Monday, January 10, 2011

The Sweetness at the Bottom of the Pie


by Alan Bradley
Star Rating: 2 out of 4

I feel kind of bad that I didn't much like this book. My mom recommended it to me because she really loved the main character and the use of chemistry. Now, I am not a chemistry person. I'm not even generally a mystery person; the only series I'll pick up voluntarily are Simenon's Maigrets and Peters' Brother Cadfaels. I've read several Agatha Christies and don't feel much compelled to read any more, and I struck out terribly on Lord Peter Wimsey, though I'm determined to give him another try someday. So I think this book simply wasn't my cup of java.

The main character is 11-year-old Flavia de Luce (in passing - what a name! It rivals Benedict Cumberbatch for pure naminess), a curious and precocious young lady with a great talent and fascination for chemistry. She lives with her two older sisters (Ophelia and Daphne...ouch) and her father, the former of whom tie Flavia up and lock her in closets for fun. (Being the youngest of three daughters myself, I can slightly empathize with Flavia's daily hardships, though I was only ever tied to a pole in the basement and burned at the stake, and it was all in good fun.) Things begin to accelerate when a dead bird with a stamp in its mouth is left on the front doorstep and the next day a dead body is discovered in the garden. Flavia's father is arrested on suspicion of murder, and Flavia, being Flavia and therefore almost impossibly precocious, decides to solve things.

Making an 11-year-old your main character clearly has its pitfalls. Flavia is alternately brilliant or dense as the story requires, and while that's probably reasonable... maybe... it's never clear to me whether this is all done by design or whether the author simply needed the innocence of a child to cover up his deficiencies at creating a compelling mystery. Was I the only one who guessed the murderer the same page that s/he appeared? I can't have been. It was too obvious. And yes, I do realize that just about every mystery plot has been exhausted by now... but simple Economy of Characters makes it clear. Couldn't Bradley have thrown in one or two skulky bystanders with scars and limps to broaden the field?

The only unpredictability as far as I could see was the chemistry element, but even that employed the old Sherlock Holmes trick, where of course Holmes will solve it when you can't because Holmes has some sneaky bit of esoteric knowledge to whip out of his deerstalker. Flavia smells a particular scent on the murdered man's breath just before he passes to the great beyond (he also utters the Latin word "Vale," which seems a rather natural thing to say upon dying to me if you, um, know Latin), but of course she doesn't identify it until late in the book. We poor suckers aren't even told what it smelled like in order to do a surreptitious Google search.
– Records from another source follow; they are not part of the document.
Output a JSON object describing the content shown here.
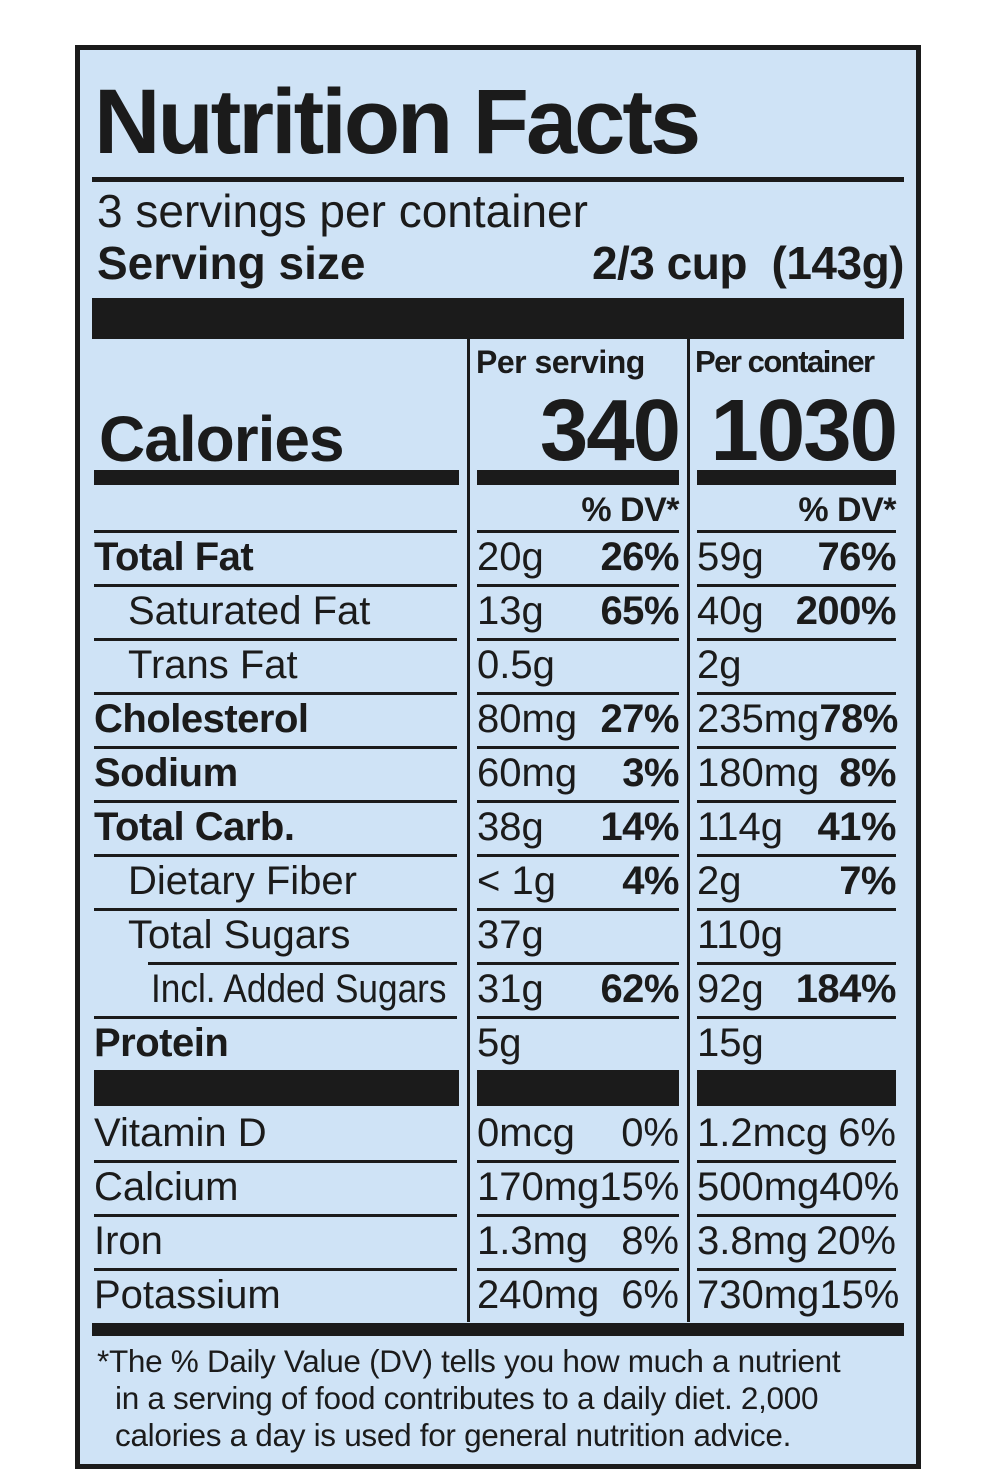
{
  "label": {
    "title": "Nutrition Facts",
    "servings_per_container": "3 servings per container",
    "serving_size_label": "Serving size",
    "serving_size_value": "2/3 cup  (143g)",
    "calories": {
      "word": "Calories",
      "per_serving_header": "Per serving",
      "per_serving_value": "340",
      "per_container_header": "Per container",
      "per_container_value": "1030",
      "dv_header": "% DV*"
    },
    "nutrients": [
      {
        "name": "Total Fat",
        "bold": true,
        "indent": 0,
        "s_amt": "20g",
        "s_dv": "26%",
        "c_amt": "59g",
        "c_dv": "76%"
      },
      {
        "name": "Saturated Fat",
        "bold": false,
        "indent": 1,
        "s_amt": "13g",
        "s_dv": "65%",
        "c_amt": "40g",
        "c_dv": "200%"
      },
      {
        "name": "Trans Fat",
        "bold": false,
        "indent": 1,
        "s_amt": "0.5g",
        "s_dv": "",
        "c_amt": "2g",
        "c_dv": ""
      },
      {
        "name": "Cholesterol",
        "bold": true,
        "indent": 0,
        "s_amt": "80mg",
        "s_dv": "27%",
        "c_amt": "235mg",
        "c_dv": "78%"
      },
      {
        "name": "Sodium",
        "bold": true,
        "indent": 0,
        "s_amt": "60mg",
        "s_dv": "3%",
        "c_amt": "180mg",
        "c_dv": "8%"
      },
      {
        "name": "Total Carb.",
        "bold": true,
        "indent": 0,
        "s_amt": "38g",
        "s_dv": "14%",
        "c_amt": "114g",
        "c_dv": "41%"
      },
      {
        "name": "Dietary Fiber",
        "bold": false,
        "indent": 1,
        "s_amt": "< 1g",
        "s_dv": "4%",
        "c_amt": "2g",
        "c_dv": "7%"
      },
      {
        "name": "Total Sugars",
        "bold": false,
        "indent": 1,
        "s_amt": "37g",
        "s_dv": "",
        "c_amt": "110g",
        "c_dv": ""
      },
      {
        "name": "Incl. Added Sugars",
        "bold": false,
        "indent": 2,
        "s_amt": "31g",
        "s_dv": "62%",
        "c_amt": "92g",
        "c_dv": "184%"
      },
      {
        "name": "Protein",
        "bold": true,
        "indent": 0,
        "s_amt": "5g",
        "s_dv": "",
        "c_amt": "15g",
        "c_dv": ""
      }
    ],
    "vitamins": [
      {
        "name": "Vitamin D",
        "s_amt": "0mcg",
        "s_dv": "0%",
        "c_amt": "1.2mcg",
        "c_dv": "6%"
      },
      {
        "name": "Calcium",
        "s_amt": "170mg",
        "s_dv": "15%",
        "c_amt": "500mg",
        "c_dv": "40%"
      },
      {
        "name": "Iron",
        "s_amt": "1.3mg",
        "s_dv": "8%",
        "c_amt": "3.8mg",
        "c_dv": "20%"
      },
      {
        "name": "Potassium",
        "s_amt": "240mg",
        "s_dv": "6%",
        "c_amt": "730mg",
        "c_dv": "15%"
      }
    ],
    "footnote_lines": [
      "*The % Daily Value (DV) tells you how much a nutrient",
      "in a serving of food contributes to a daily diet. 2,000",
      "calories a day is used for general nutrition advice."
    ],
    "colors": {
      "background": "#cfe3f6",
      "ink": "#1b1b1b"
    }
  }
}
Pooh, I say.

The thing is, I didn't find Flavia very interesting to spend time with. For a girl so imaginative when it comes to thinking up revenges against her nasty sisters, I found her thinking style (and hence the writing) awfully dull. She's very lively when it comes to interactions with other characters though, especially the police inspector in charge of the case, who's wonderfully world-weary and an excellent balance for Flavia's exuberance. Still, by the end of the book I was so annoyed with her that I started skipping paragraphs until the action started up again; my conscience smote me after a day or two and I went back and read them, only to discover I'd missed absolutely nothing. My favorite portion of the novel comes around the middle, where Flavia bikes to the prison where her father is being held and he tells her his story, mostly because a) the story is interesting, and b) it's not Flavia.

I am judgmental. I hang my head. I have to make great effort to differentiate between when I don't like a book and when the book's actually bad, and because I'm thinking it's the former, I'm giving Sweetness 2 out of 4 out of fairness. I don't think it's a bad book, but neither Flavia nor the mystery worked for me.